I'll take a stab at your WW question since I did WW for many years and am fairly familiar with the program. I think you can combine WW and weight training
IF 1. you make sure to use enough points for protein
AND 2. if you avoid using your points on processed diet "junk food".
See, WW is basically a shorthand method for counting calories, right? Each point is worth roughly 50 calories, tweaked up or down a little for fat and fiber content. So if you use your calories (points) wisely, you should do just fine. Maybe you've seen bodybuilder type diets that are expressed in ratios? Like 40/40/20? What that means is that 40% of the calories come from protein, another 40% from carbs, and 20% from fat. You could divide up your points in a similar way -- spend 40% (or whatever percent you pick) of your daily points on protein, 40% on carbs, and 20% on fats. My opinion is to keep your protein points above 30% of your daily total.

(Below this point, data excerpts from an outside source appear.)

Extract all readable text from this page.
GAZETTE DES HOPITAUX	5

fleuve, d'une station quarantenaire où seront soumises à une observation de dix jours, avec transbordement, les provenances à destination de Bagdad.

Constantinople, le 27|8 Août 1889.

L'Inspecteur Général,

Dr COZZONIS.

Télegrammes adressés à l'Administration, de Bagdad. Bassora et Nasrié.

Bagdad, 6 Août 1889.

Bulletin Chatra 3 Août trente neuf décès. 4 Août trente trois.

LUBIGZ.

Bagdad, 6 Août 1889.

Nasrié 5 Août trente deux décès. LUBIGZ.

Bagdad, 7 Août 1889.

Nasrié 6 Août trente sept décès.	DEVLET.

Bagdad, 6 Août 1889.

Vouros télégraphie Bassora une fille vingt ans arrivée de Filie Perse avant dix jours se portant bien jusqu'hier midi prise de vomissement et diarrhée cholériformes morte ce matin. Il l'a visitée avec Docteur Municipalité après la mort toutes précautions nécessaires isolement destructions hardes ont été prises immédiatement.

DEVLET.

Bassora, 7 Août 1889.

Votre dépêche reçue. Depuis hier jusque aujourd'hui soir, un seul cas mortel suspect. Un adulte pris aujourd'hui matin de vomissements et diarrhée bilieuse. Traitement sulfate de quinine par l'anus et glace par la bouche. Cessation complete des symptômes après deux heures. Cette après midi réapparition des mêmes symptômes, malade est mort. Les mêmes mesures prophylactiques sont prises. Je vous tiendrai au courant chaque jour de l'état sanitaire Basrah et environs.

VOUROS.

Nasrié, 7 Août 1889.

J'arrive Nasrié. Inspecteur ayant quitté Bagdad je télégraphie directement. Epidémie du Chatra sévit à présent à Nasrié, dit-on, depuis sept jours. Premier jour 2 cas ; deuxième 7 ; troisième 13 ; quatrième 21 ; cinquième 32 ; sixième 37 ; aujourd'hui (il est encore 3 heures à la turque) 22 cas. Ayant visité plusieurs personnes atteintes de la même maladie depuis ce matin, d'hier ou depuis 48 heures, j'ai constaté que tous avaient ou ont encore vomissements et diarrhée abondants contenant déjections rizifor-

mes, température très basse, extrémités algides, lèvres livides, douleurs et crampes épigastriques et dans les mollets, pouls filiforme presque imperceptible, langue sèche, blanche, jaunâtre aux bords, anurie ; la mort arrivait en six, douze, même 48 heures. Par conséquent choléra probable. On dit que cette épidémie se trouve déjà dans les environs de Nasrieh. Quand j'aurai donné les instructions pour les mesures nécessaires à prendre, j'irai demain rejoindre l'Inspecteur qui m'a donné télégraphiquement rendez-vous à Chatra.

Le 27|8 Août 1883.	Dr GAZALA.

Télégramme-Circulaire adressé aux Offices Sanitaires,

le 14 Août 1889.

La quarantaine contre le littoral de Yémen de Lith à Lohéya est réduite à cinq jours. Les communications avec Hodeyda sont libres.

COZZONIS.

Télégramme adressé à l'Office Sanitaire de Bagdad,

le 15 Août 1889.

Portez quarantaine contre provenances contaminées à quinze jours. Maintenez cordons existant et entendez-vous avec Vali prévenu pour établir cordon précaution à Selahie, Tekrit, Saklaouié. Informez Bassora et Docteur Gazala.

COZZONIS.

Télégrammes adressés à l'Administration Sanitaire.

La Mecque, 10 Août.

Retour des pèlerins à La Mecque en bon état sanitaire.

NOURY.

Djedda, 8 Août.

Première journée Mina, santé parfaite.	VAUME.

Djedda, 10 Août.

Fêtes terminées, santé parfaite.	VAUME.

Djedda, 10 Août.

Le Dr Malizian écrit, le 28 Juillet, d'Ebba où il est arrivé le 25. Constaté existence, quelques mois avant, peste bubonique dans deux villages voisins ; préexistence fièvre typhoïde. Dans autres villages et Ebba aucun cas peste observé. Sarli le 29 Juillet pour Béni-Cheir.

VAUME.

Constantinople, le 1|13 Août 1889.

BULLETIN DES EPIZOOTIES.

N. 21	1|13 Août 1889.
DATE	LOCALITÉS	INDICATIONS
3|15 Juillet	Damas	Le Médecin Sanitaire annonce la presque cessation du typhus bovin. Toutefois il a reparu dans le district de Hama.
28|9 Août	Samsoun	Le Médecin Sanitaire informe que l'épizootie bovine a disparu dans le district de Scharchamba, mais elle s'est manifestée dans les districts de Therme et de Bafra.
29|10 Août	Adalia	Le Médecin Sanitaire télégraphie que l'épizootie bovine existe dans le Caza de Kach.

You may have heard the phrase "eating clean" -- it means eating a diet composed of lean proteins, complex carbs and good fats. The reason that protein is emphasized by bodybuilders is that it's essential for building and repairing muscles. That's why we eat much more protein than the food pyramid or some diets might recommend. Carbs are important too, but the good kind of carbs -- low-glycemic, complex carbs like oatmeal, brown rice, sweet potatoes, veggies, low sugar fruits etc. Good fats are oils like olive, peanut, sunflower etc. In addition, eating clean means avoiding sugar in all forms and eating foods that are as minimally processed as possible (the way it comes from the ground or is grown on trees). So you can see that you can fit this style of clean eating into WW points with a little thought.
I actually was following WW when I joined a gym and started lifting weights three years ago. Unfortunately, I was doing WW the
wrong way for muscle building -- I was spending my points on way too many carbs and too little protein. And I was eating all sorts of processed diet junk food, like WOW chips and FF hot dogs and Skinny Cow ice cream sandwiches instead of nutrient dense foods. After about two weeks of trying to combine lifting and WW, I gave up on the points and just starting tracking my calories and protein/carb/fat ratios in Fitday (
www.fitday.com) which I still do today.
But I think it's possible to combine the two if you focus on getting really high quality nutrition and lots of protein for your points. I sure hope your meetings are better than mine were -- unfortunately, mine were devoted to discussing how much junk food coiuld be squeeeeeezed out of a day's points.
One more thought -- you might find that you need to eat more than your alloted points/activity points. WW doesn't emphasize exercise to any great degree and isn't really designed to sustain intense weightlifting and cardio. If you find yourself starving or not losing, you may need to eat a few more calories (points) than they recommend.
Hope that helps a bit! Please come over and join us on our main weekly thread if you'd like and tell us some more about yourself.